Akhirnya terjadilah pertemuan antara Prabu Peyeum dan Nimas Sundil. Dengan berdiri berkacak pinggang sang Prabu menunggu kehadiran Nimas Sundil untuk duduk di kursi singgasananya. Sesaat sebelum kehadirannya tercium aroma kembang kantil yang menyayat hidung. Aroma mistis pun langsung menebar ke seluruh ruangan. Sesaat sang Prabu mulai terlihat sesak seperti nyamuk yang mabuk baygon bakar.

Kemudian muncullah Nimas Sundil…dengan diiringi tarian yang dibawakan para dayang-dayang  untuk menyambut kehadirannya. Bisa dibayangkan betapa rempong dan ribetnya. Namun apa yang terjadi? Prabu Peyeum terkesima sodara. Ratu Nimas Sundil menyeruak diantara para dayang-dayang yang sedang menari dan tanpa basa basi langsung menghadapi sang Prabu dan bertatap muka secara face to face.

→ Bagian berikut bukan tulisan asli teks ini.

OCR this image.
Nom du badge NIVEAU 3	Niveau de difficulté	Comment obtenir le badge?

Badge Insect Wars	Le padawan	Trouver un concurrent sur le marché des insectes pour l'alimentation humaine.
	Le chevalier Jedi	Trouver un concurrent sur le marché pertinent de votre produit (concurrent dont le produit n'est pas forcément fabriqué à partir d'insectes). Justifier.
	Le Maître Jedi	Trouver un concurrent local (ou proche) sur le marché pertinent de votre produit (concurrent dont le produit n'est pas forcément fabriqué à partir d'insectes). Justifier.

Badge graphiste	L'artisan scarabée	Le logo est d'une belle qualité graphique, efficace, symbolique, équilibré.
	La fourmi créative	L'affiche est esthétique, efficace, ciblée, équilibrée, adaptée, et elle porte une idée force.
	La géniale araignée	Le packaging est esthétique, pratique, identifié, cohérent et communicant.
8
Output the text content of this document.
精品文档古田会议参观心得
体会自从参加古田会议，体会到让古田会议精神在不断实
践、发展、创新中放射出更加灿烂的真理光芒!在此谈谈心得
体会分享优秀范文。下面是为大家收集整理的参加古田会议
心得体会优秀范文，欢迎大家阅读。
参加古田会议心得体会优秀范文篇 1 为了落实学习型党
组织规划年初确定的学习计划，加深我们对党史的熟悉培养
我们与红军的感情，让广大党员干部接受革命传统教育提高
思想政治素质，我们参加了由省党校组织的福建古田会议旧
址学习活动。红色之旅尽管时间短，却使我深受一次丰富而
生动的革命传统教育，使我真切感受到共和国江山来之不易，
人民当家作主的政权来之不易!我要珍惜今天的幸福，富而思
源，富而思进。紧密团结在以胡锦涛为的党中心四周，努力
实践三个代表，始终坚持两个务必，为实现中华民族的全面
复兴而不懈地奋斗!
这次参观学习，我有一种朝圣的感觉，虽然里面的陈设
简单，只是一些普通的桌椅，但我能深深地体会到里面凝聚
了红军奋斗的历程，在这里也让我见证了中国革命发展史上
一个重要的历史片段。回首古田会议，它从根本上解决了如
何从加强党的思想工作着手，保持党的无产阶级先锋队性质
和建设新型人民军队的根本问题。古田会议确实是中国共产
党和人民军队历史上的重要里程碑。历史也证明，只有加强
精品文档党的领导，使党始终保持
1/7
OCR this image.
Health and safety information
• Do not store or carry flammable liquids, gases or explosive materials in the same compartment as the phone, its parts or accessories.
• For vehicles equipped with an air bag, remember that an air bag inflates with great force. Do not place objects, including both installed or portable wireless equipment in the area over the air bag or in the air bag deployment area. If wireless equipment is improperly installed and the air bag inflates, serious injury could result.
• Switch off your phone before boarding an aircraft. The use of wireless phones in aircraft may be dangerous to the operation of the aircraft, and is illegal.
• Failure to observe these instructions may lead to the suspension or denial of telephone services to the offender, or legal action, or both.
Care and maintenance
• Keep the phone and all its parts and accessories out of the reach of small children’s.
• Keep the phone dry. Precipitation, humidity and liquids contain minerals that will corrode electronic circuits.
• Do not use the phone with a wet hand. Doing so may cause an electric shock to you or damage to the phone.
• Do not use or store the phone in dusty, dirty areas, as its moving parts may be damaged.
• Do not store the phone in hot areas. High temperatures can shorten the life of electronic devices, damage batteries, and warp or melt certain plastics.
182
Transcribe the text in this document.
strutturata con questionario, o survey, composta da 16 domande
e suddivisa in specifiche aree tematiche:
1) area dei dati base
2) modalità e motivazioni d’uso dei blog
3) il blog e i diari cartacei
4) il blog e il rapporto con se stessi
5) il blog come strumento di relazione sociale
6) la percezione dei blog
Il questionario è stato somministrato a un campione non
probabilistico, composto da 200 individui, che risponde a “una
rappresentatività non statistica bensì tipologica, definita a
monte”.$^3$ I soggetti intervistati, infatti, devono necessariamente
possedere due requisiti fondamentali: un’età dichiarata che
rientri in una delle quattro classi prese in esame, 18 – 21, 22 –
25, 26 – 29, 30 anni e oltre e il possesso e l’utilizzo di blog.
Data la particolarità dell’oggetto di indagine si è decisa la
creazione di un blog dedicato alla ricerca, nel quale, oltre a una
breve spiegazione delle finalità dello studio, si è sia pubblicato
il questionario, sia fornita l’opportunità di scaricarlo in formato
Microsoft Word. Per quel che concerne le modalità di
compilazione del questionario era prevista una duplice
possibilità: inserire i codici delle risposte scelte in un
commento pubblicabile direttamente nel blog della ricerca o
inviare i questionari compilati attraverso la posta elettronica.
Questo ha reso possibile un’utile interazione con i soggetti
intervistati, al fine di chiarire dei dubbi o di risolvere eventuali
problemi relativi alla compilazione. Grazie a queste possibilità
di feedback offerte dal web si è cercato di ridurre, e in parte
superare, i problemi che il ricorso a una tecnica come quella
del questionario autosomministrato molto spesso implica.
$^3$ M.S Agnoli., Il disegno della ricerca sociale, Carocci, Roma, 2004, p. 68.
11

Mereka lalu berhadap-hadapan. Prabu Peyeum masih tidak bergeming melihat kecantikan Nimas Sundil yang tidak kalah dengan permaisurinya sendiri yaitu Ratu Dodot yang selegit dodol. Dengan mengangkat sedikit dagunya Nimas justru kelihatan sangat seksi dengan leher jenjang yang menantang setiap drakula yang haus darah. Tidak terkecuali Prabu Peyeum apalagi kabarnya ia masih keturunan Don Juan.

"Blankkkkk"

Tiba-tiba Prabu Peyeum tidak ingat lagi apa tujuannya pergi ke kerajaan Alengka Sundil. Otaknya justru bekerja bagaimana caranya dia bisa mendapatkan Nimas Sundil. Melihat Prabu Peyeum terkesima, tidak disia-siakan oleh Nimas Sundil. Wanita itupun langsung melancarkan ‘ajian maut pemikat ragawi’. Emang dasarnya Nimas Sundil juga masih keturunan Lolita, kedatangan Prabu Peyeum justru merupakan tantangan baginya. Bisa dijadikan studi banding, pikirnya.


Ajian Maut Pemikat Ragawi Pun Dilancarkan

Menghadapi Raja seperti Prabu Peyeum bukan masalah bagi wanita sekelas Nimas Sundil. Setelah mempersilahkan sang Prabu duduk di kursi kehormatan, Nimas pun menduduki singasananya. Prabu Peyeum tetap tidak bergeming sedikitpun melihat Nimas Sundil. Seakan-akan tidak mau melewatkan sedikitpun gerak gerik dari wanita itu.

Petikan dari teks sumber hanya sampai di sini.